Johnson acknowledged there can be downsides. “The airline assumes the risk that even after investing such capital into the pilot, they may not successfully complete the program,” he said. For JetBlue, the benefits outweigh the potential downsides. JetBlue SVP-safety, security and training Warren Christie said the carrier had been thinking about an ab initio program for a couple of years.

“What was attractive about the ab initio was the ability to structure it so that every phase of training was designed to prepare the pilot to be a future airline pilot,” Christie said. “You could ensure … consistency through every phase of a pilot’s training.”

Christie said he first considered the idea of creating an ab initio program after hearing Dieter Harms speak at a conference. Harms is the former head of the Lufthansa Pilot School and was a key player in the design of the multi-crew pilot license (MPL) program.

JetBlue worked with Canada-based training provider CAE to pull out the “best attributes” of an MPL program and combine it with FAA flight training requirements for the Gateway Select program, Christie explained.

CAE operates formal ab initio programs for 10 airlines and MPL schools for five, including Asia low-cost carrier (LCC) group AirAsia, UK LCC easyJet and Lufthansa. MPL programs train pilots to fly in a crewed environment from the start.

CAE announced in June that it had signed a new ab initio contract with India LCC IndiGo to produce more than 200 pilots through 2018 at locations in India and Australia. The company trains approximately 1,200 new pilots per year, with a capacity limit if 2,000 per year.

Once admitted to JetBlue’s Gateway Select, cadets will spend four weeks in a “foundation” course, followed by basic flight training at CAE’s Oxford Academy in Phoenix, Arizona. That training will be followed by simulator time at JetBlue’s facilities in Orlando and then a job as a certified flight instructor at CAE to build hours.

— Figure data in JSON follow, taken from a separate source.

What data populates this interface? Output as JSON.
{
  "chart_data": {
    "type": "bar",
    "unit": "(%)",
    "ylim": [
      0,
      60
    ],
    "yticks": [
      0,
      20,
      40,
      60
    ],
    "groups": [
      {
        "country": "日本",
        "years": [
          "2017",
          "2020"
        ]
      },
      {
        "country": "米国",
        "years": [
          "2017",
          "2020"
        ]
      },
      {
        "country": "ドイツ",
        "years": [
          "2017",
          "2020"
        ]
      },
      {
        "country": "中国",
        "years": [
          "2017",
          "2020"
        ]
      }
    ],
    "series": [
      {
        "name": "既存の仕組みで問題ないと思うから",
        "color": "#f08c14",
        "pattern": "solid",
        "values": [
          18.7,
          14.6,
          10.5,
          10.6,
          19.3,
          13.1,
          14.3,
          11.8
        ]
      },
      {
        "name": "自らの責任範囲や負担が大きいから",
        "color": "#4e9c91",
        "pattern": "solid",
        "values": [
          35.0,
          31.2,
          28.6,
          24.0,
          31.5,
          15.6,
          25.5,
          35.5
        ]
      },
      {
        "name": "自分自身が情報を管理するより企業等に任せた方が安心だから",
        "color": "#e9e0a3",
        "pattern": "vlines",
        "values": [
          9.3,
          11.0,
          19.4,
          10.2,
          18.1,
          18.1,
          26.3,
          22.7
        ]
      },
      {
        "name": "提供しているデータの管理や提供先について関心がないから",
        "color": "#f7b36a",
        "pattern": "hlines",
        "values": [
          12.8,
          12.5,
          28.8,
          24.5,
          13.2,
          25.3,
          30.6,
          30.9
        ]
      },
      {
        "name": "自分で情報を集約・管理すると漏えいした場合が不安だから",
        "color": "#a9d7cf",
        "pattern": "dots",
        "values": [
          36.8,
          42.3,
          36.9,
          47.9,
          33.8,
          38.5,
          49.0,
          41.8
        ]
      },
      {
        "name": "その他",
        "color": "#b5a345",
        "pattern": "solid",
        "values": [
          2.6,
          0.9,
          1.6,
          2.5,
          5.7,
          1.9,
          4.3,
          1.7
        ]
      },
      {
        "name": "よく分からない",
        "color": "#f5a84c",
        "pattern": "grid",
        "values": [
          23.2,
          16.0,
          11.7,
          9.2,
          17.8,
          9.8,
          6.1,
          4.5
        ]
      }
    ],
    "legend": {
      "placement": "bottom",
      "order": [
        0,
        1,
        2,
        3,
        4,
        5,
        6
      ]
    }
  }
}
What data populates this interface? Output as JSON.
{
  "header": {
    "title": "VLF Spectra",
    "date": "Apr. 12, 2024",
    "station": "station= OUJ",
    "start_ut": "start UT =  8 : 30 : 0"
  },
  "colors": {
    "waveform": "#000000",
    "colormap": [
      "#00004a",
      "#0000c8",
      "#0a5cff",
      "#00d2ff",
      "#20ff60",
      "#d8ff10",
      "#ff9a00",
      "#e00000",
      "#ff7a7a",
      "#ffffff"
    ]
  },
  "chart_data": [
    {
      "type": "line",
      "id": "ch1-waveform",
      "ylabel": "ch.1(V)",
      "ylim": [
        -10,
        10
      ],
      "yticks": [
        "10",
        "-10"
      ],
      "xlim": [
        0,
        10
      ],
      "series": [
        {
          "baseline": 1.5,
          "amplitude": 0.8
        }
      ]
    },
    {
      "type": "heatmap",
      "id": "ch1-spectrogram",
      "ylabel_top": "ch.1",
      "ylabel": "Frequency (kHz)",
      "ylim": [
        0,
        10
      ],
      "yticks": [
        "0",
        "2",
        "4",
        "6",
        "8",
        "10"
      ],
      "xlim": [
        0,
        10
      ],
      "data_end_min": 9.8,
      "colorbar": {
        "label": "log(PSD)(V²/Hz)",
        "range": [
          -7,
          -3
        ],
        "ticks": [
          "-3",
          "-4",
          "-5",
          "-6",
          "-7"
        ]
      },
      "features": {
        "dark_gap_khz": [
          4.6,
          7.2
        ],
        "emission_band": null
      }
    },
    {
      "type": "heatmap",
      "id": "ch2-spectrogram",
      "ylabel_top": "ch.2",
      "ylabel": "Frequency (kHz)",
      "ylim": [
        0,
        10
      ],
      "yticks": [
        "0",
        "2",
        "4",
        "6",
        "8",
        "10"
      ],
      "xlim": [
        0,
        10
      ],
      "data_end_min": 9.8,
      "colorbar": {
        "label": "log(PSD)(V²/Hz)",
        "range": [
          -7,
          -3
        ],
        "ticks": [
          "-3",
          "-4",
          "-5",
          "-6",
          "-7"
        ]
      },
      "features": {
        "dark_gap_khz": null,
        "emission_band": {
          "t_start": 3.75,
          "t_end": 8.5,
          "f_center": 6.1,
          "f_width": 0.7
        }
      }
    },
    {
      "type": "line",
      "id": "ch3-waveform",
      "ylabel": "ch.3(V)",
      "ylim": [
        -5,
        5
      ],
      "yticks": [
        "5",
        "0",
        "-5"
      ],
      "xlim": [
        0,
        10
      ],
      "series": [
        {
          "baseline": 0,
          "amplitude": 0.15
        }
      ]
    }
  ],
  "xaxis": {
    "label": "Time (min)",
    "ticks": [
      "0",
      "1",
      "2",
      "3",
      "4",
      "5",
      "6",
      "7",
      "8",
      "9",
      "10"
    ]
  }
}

The airline will induct the first six candidates in a class of 24 cadets selected from 1,400 applications received in a 2.5-week period in March. Another six cadets will start training with ab initio training provider CAE every three months, with all 24 expected to complete the program in approximately 3.5 years and transition into a six-week JetBlue training course to become Embraer E190 first officers.

According to the Future and Active Pilot Advisors web site, JetBlue hired 289 pilots through its six pipelines in 2015, down from 420 in 2014.

JetBlue has not said whether it will make a direct investment in the students in the program, which will cost $125,000 per cadet over the course of roughly 15 months.

“We’ve been working with financial institutions to help get loans,” Christie said. “We’re committed to working with each of [the cadets] to make sure finances do not become a problem.” He added the airline will evaluate the results of the effort before deciding whether to expand Gateway.

While full control of the training program is one benefit of the ab initio program, so is a potential new source of pilots. “They’re anticipating that the other gateways may start drying up, or become less pronounced in the future,” Nick Leontidis, group president of civil aviation training solutions at CAE, said.

“For sure, the trend we’re seeing in this area is that there are more airlines looking at ab initio programs for pilots than what we’ve seen in the past,” he said. “It’s a mixed bag at the moment; historically Asian carriers have been more akin to sponsor people, and in the West there were enough people to be hired on the market to fill vacancies. In the US, you had the regional to mainline flow.”

He said CAE has seen “a lot more interest” from airlines that historically have not considered ab initio.

“It’s because the pool of what’s available for people to hire is shrinking,” Leontidis said. “And people are retiring and airlines are growing.”

He noted that professional ab initio programs “are still the exception,” not the rule.

“I think the airline industry as a whole needs to figure out how this part of the industry can be better utilized to produce pilots because it will become a more important source,” he said. “This pathway or channel will become more important for everyone.”